Cobranding Tips and Guidelines
Cobranding Tips and Guidelines
By providing a cobranding template, you are accepting partial responsibility for the correct rendering of many Microsoft® .NET Passport network pages for your users. Microsoft .NET Passport network code cannot fully validate all possible combinations of HTML you provide for the various string variables, and will generally render supplied strings without any validation. Mismatched tags, text that overflows smaller text block areas, broken scripts, mixed-content warnings, unsuitably large images, and many other possible elements included as part of your template information could severely degrade the user experience on a .NET Passport network page. Test your templates thoroughly and make sure that all provided strings would render properly if fed directly to a browser as an HTML response. Test for all browsers that you plan to support.

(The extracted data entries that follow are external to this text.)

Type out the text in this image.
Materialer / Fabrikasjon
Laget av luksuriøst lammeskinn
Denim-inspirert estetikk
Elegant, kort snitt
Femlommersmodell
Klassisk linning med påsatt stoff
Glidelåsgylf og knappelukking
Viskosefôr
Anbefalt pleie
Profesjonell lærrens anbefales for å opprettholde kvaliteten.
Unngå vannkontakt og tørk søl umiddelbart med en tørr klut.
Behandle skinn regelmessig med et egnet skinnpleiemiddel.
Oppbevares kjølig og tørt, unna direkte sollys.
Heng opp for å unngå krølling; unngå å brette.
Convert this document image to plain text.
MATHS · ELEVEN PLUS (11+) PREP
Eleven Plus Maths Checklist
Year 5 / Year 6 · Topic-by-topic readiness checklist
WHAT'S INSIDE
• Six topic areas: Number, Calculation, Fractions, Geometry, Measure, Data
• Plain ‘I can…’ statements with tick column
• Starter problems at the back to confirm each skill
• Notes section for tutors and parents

Flexible-Layout Cobranding Example
When using flexible-layout cobranding, there are specific areas within each .NET Passport page that can be customized. The following screens show those areas and what you can do to customize them.
.NET Passport Sign-in Page with Flexible-Layout Cobranding
The following example shows the .NET Passport Registration page, which contains the same header as the home page, as well as a customized color scheme.
.NET Passport Registration Page with Flexible-Layout Cobranding
Cobranding and Browser-Specific Issues
There are some known browser-specific compatibility issues with cobranding. In particular, some older Netscape browsers cannot properly render the following tags if they are included in cobranding content or variables. Do not include the following tags unless your cobranding template specifically sniffs to identify the browser and excludes these tags whenever a Netscape browser is detected.
- <SCRIPT>
- <LINK>
- <STYLE>
No SCRIPT Tags in Cobranding Template
The cobranding template file is called as the SRC attribute for an already existing SCRIPT tag in .NET Passport service pages that use cobranding. The supplied Cobrand.asp example file in the sample site uses a MIME-type return from an Active Server Pages (ASP) file to be served as a JavaScript file; however, you could also declare the cobranding template file to be a static ".js" file or anything else that, when called as a SRC attribute, produces the required JavaScript variables at page scope.